Problem Description
Given an n x n binary matrix, find the length of the shortest clear path from the top-left cell to the bottom-right cell. A clear path only visits cells with 0 and allows moves in 8 directions (horizontal, vertical, and diagonal connections). If either the start or end cell is blocked or no such path exists, return -1.
Key Insights
- Use Breadth-First Search (BFS) to guarantee the shortest path in an unweighted grid.
- Movement is allowed in 8 directions, so each cell has up to 8 neighbors.
- Check boundary conditions and ensure only unvisited cells with value 0 are processed.
- Mark cells as visited to avoid reprocessing and infinite loops.
- If the start or finish is blocked (==1), the answer is immediately -1.
Space and Time Complexity
Time Complexity: O(n^2), as in the worst-case scenario every cell in the grid is visited once.

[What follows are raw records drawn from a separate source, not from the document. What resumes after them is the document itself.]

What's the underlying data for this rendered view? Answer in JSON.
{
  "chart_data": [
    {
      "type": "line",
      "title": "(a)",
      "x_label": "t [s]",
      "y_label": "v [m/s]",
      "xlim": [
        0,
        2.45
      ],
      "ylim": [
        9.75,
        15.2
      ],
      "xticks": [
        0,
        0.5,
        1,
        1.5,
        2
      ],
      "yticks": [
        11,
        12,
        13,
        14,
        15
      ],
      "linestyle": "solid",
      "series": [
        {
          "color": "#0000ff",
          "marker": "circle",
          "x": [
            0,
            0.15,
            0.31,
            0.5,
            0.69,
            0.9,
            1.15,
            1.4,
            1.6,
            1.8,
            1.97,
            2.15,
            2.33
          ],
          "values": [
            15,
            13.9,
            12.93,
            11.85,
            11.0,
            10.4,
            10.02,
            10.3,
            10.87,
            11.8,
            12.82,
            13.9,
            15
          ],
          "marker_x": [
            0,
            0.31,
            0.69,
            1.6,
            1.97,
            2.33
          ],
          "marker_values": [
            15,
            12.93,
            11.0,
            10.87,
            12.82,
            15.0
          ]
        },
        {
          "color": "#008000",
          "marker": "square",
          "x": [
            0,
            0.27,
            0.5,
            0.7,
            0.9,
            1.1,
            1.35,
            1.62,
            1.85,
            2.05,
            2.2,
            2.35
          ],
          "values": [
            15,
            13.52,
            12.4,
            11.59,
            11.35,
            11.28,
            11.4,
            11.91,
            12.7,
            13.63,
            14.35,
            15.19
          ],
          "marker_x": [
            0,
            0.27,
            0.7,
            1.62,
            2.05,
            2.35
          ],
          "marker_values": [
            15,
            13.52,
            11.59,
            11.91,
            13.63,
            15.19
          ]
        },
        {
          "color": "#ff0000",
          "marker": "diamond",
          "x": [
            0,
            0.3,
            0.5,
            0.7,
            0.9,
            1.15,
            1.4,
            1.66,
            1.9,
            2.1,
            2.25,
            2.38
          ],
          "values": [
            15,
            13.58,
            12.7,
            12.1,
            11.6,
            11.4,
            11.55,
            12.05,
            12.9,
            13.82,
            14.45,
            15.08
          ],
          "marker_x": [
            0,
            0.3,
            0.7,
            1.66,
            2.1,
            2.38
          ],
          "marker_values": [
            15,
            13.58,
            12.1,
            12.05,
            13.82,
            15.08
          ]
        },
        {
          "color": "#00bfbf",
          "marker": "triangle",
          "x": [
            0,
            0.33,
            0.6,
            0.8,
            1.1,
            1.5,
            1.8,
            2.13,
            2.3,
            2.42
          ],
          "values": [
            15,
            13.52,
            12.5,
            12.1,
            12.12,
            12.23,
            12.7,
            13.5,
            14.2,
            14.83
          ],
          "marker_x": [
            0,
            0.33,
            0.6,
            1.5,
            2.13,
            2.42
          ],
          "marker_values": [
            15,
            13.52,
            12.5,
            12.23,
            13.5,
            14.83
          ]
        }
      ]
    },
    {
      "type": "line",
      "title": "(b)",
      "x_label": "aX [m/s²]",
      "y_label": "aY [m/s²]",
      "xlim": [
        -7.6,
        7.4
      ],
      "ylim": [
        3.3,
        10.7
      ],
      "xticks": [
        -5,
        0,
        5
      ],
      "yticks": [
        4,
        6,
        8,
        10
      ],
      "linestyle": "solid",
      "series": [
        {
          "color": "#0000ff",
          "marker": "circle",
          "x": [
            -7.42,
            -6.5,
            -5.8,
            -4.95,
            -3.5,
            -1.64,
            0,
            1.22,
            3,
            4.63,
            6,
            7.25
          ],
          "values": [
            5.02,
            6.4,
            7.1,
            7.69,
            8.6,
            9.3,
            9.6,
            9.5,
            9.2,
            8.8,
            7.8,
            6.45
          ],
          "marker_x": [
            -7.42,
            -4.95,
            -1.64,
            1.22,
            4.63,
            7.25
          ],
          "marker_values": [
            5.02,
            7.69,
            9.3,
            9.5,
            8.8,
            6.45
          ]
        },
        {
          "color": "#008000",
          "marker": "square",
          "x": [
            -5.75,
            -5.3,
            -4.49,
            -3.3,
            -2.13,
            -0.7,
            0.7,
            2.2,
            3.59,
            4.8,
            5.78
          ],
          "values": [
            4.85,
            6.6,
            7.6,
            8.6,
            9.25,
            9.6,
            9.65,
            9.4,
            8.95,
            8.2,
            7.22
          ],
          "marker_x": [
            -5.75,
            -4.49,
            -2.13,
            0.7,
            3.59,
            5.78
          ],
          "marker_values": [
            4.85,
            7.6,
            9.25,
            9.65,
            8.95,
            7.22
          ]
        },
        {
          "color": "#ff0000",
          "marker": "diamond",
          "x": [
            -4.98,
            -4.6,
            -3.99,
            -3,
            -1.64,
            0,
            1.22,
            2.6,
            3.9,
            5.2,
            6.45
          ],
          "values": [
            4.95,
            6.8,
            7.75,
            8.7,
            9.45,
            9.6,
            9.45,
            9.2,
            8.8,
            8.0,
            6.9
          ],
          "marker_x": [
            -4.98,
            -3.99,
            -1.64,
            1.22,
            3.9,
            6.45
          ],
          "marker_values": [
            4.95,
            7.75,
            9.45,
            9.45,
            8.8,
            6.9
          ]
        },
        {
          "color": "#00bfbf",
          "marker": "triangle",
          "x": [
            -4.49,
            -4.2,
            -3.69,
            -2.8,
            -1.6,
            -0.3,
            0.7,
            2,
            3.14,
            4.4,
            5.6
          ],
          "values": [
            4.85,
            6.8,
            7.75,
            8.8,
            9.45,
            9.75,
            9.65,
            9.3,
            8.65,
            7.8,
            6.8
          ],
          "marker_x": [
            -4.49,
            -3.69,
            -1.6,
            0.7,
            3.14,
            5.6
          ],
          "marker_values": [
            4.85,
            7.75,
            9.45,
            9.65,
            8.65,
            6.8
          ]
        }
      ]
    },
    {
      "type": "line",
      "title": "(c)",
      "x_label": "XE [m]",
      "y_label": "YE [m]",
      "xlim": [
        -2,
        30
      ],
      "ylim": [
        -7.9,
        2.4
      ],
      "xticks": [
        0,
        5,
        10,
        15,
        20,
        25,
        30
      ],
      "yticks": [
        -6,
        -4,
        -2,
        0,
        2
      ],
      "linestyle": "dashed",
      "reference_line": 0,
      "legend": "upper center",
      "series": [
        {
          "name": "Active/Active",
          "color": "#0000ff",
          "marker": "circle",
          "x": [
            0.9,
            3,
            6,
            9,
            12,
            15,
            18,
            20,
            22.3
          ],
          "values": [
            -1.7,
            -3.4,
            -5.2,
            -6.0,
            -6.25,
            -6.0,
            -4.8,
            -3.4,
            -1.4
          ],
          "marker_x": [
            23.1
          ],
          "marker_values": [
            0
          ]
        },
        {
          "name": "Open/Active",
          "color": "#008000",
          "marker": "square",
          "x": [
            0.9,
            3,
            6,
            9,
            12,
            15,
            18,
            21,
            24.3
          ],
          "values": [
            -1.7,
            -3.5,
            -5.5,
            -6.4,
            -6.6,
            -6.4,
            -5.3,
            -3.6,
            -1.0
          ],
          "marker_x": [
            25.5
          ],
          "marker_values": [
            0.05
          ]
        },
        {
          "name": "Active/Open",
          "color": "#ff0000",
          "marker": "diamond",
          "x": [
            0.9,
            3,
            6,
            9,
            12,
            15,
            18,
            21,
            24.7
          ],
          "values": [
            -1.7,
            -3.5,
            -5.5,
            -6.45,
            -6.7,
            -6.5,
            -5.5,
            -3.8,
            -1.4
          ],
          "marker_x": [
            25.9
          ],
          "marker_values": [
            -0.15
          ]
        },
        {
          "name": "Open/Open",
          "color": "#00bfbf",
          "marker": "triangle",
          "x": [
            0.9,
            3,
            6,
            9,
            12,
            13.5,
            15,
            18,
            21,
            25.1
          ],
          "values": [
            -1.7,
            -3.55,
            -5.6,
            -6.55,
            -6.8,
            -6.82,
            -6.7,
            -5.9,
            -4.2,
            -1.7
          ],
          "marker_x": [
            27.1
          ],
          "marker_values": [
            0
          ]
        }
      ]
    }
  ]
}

Space Complexity: O(n^2), due to the queue used for BFS and storage for visited cells.
Solution
We approach this problem using BFS, which is ideal for finding the shortest path in a grid when each move has the same cost. Initialize the BFS from the top-left cell if it is 0. For every cell dequeued, explore its 8 neighboring cells. If a neighboring cell is within grid bounds, has a value of 0, and hasn’t been visited, mark it as visited and enqueue it with an incremented path length. Continue this process until the bottom-right cell is reached. If the queue is exhausted without reaching the destination, return -1.